Spenser.


CHAPTER II

"A quiet, silent, rich, happy place."—P. 35.

A mile off, and a thousand feet down.

So Tom found it; though it seemed as if he could have chucked a pebble on to the back of the woman in the red petticoat who was weeding in the garden, or even across the dale to the rocks beyond. For the bottom of the valley was just one field broad, and on the other side ran the stream; and above it, grey crag, grey down, grey stair, grey moor walled up to heaven.

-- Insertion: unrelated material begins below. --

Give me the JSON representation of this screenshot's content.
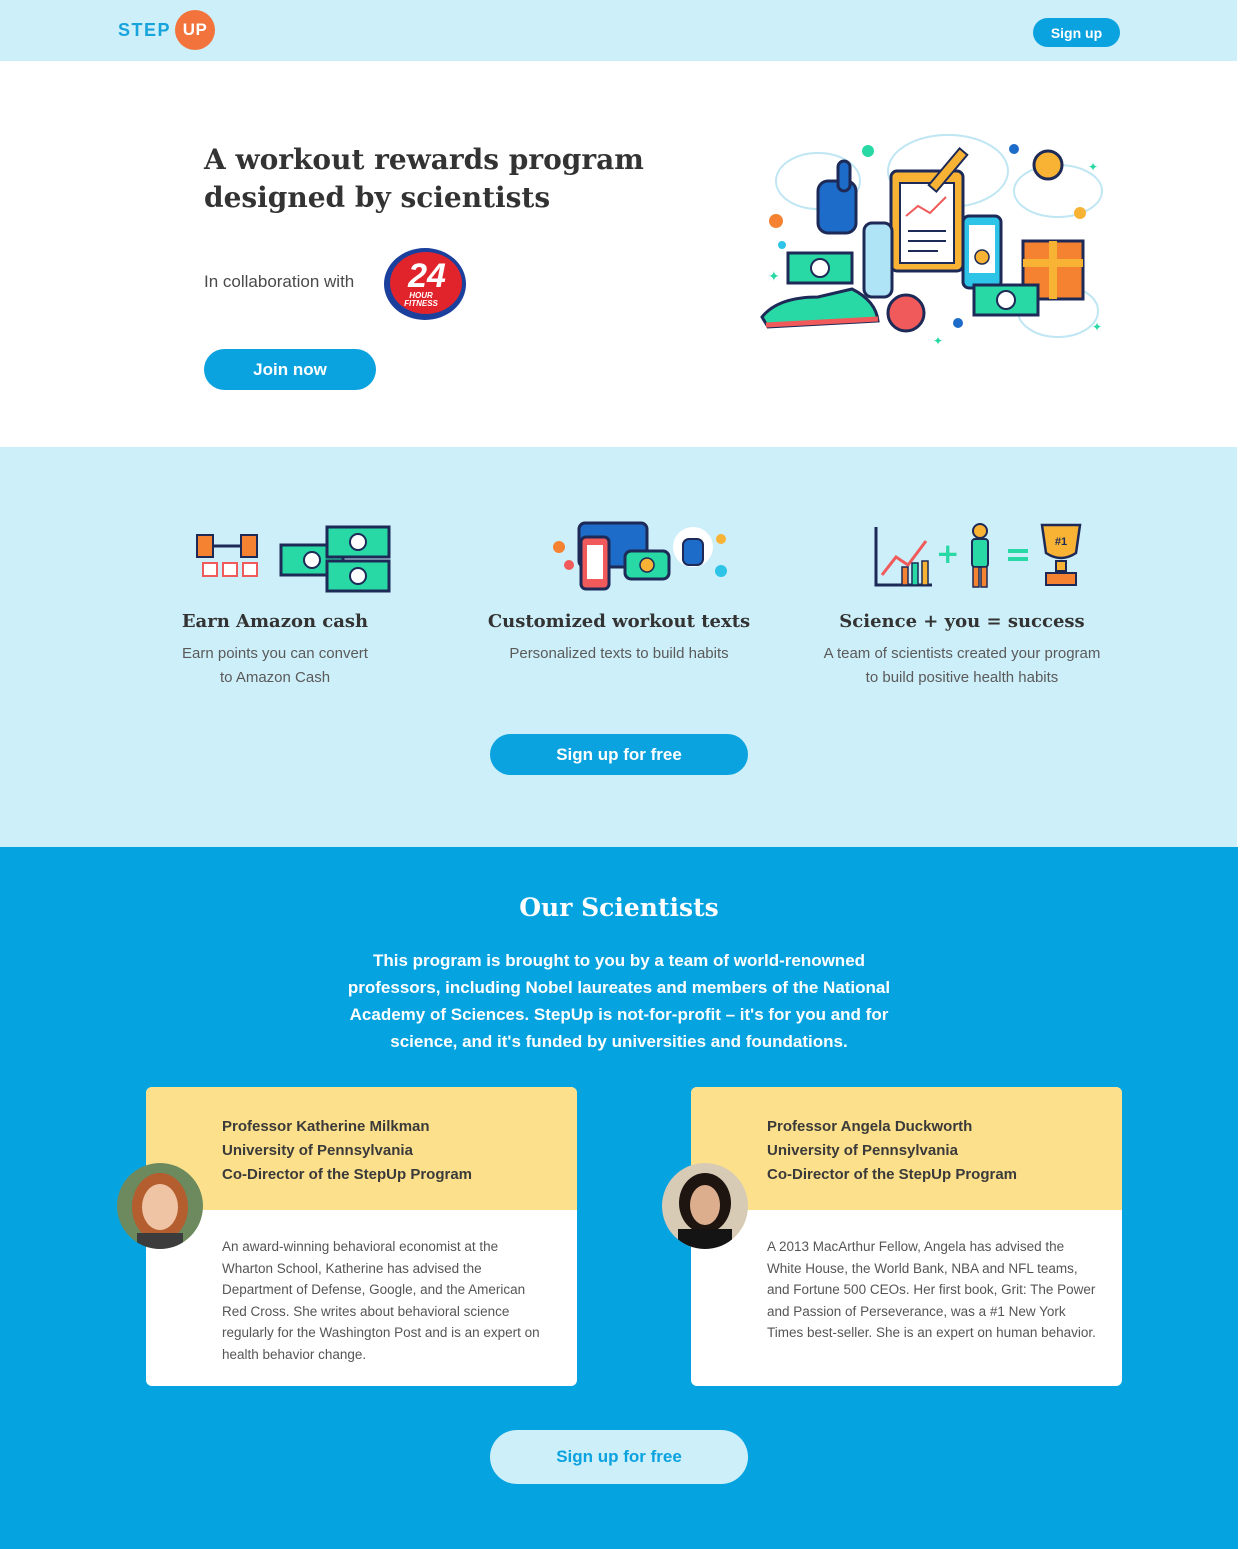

A quiet, silent, rich, happy place; a narrow crack cut deep into the earth; so deep, and so out of the way, that the bad bogies can hardly find it out. The name of the place is Vendale; and if you want to see it for yourself, you must go up into the High Craven, and search from Bolland Forest north by Ingleborough, to the Nine Standards and Cross Fell; and if you have not found it, you must turn south, and search the Lake Mountains, down to Scaw Fell and the sea; and then, if you have not found it, you must go northward again by merry Carlisle, and search the Cheviots all across, from Annan Water to Berwick Law; and then, whether you have found Vendale or not, you will have found such a country, and such a people, as ought to make you proud of being a British boy.

So Tom went to go down; and first he went down three hundred feet of steep heather, mixed up with loose brown gritstone, as rough as a file; which was not pleasant to his poor little heels, as he came bump, stump, jump, down the steep. And still he thought he could throw a stone into the garden.